Take the time and effort to ensure that you choose the right solution — one that meets your employees’ needs, promotes a people-first experience, and helps you achieve strategic business outcomes. Among the factors to consider in a best-in-class solution are:

  • Dedicated tools: A modern performance management solution is not solely backward-looking and compliance-driven. It improves the experience of work by incorporating processes and tools into the way employees work every day, including flexible goal-setting, check-ins, peer feedback, and recognition. In addition, the right platform helps HR ensure that it can cultivate a positive experience for employees, in part by making sure employees feel heard.
  • Consumer-grade experiences in the flow of work: Employees expect the tools they use to help them do their work better. Intuitive and engaging tools that employees can tap into in the flow of work are more likely to be adopted, and thus become a habit in employees’ lives.
  • Templates and best-practices are embedded in the tools: Conversation templates enable data-driven, deeper and higher-quality conversations that in turn improve culture, performance, and professional growth.

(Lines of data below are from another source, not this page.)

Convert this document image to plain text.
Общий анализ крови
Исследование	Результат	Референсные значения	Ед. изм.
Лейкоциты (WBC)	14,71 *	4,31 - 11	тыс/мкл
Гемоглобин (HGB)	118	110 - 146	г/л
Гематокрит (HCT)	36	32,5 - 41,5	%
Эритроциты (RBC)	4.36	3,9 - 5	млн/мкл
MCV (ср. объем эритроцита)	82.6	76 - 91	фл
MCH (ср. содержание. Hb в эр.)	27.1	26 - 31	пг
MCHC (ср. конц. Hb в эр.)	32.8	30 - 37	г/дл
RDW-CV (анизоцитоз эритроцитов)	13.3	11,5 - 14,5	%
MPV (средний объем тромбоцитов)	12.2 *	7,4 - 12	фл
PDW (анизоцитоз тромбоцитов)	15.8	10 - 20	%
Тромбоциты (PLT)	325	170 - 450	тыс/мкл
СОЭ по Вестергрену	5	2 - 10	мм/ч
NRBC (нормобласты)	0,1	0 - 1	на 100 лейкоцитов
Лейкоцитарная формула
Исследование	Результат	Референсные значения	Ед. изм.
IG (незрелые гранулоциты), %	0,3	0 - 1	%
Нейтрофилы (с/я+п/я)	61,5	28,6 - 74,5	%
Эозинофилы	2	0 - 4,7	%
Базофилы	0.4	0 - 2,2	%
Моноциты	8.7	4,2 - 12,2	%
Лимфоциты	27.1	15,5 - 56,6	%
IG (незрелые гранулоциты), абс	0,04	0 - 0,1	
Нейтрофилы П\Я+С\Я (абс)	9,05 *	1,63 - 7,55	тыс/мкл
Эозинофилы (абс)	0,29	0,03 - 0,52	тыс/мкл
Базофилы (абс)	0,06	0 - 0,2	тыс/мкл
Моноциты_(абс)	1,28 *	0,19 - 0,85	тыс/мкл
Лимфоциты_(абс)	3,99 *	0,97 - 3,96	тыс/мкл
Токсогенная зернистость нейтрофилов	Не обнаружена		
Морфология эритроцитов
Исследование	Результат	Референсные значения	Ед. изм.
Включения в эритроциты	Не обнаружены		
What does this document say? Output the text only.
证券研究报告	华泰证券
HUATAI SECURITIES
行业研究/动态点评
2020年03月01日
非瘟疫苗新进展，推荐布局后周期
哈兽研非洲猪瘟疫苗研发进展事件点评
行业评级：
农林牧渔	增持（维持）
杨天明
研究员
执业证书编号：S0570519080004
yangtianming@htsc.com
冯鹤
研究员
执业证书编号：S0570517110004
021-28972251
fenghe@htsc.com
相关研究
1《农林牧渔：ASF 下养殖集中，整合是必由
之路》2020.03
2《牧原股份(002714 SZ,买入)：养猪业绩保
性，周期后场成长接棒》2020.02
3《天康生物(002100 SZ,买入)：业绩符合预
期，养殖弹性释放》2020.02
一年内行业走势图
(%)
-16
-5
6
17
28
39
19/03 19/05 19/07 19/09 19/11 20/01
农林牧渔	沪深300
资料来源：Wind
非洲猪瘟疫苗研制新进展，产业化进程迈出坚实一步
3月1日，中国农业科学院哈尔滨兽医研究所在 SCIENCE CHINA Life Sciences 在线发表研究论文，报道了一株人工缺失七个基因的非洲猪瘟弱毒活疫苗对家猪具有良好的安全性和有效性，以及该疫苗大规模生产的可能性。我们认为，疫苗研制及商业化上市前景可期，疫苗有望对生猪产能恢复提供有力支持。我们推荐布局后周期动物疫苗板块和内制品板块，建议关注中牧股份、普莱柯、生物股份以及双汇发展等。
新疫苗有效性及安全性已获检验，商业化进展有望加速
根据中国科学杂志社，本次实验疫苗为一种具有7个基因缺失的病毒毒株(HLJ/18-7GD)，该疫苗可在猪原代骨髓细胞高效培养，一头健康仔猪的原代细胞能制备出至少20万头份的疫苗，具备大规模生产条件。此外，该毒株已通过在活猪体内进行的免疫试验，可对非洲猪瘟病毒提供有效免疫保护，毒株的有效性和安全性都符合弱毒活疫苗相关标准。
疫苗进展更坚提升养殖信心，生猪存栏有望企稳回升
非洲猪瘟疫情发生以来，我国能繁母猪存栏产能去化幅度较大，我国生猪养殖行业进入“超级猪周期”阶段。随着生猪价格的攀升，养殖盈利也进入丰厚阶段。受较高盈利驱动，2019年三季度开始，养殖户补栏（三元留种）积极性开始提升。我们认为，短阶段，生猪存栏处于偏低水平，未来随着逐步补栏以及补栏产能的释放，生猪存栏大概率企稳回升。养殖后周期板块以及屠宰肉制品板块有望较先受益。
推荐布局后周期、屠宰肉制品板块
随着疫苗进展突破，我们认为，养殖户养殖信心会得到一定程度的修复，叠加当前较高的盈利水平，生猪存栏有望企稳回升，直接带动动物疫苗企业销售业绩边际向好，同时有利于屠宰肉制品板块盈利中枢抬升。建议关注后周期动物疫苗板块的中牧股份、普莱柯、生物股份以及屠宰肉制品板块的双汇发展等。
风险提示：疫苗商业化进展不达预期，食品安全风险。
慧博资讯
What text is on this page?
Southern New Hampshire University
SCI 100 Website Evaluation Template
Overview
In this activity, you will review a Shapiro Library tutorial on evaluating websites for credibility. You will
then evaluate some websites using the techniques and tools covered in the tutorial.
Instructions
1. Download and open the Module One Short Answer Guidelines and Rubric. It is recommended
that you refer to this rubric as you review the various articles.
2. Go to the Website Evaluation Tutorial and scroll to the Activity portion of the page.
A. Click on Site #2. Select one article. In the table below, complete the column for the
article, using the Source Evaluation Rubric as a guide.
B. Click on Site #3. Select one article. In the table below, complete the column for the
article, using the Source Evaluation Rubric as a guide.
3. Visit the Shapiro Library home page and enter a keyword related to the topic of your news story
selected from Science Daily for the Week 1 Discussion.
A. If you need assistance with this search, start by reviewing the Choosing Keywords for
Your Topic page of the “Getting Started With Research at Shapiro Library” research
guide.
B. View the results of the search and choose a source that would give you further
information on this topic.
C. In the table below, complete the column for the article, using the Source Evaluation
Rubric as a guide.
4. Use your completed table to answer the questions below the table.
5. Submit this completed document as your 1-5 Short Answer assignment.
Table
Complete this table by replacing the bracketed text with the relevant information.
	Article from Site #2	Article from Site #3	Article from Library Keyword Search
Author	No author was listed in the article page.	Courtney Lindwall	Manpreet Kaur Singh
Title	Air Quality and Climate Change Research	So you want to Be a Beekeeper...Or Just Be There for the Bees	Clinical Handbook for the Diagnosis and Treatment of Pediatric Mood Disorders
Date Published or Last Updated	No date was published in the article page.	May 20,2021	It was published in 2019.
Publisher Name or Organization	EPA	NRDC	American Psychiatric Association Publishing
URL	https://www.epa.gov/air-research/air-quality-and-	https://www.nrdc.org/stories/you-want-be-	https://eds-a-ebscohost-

  • Leverages AI to better support managers and employees: Consider how tools incorporate AI and machine learning. These technologies should eliminate bias, help managers provide constructive feedback, and enable employees to write better objectives and key results, among others.
  • Adoption across the entire employee base: Everyone in your organization, including employees with disabilities, should have access to the technology. Your solution should be mobile-enabled and should easily scale across your entire employee base, regardless of geographic location and whether employees are at a desk or deskless.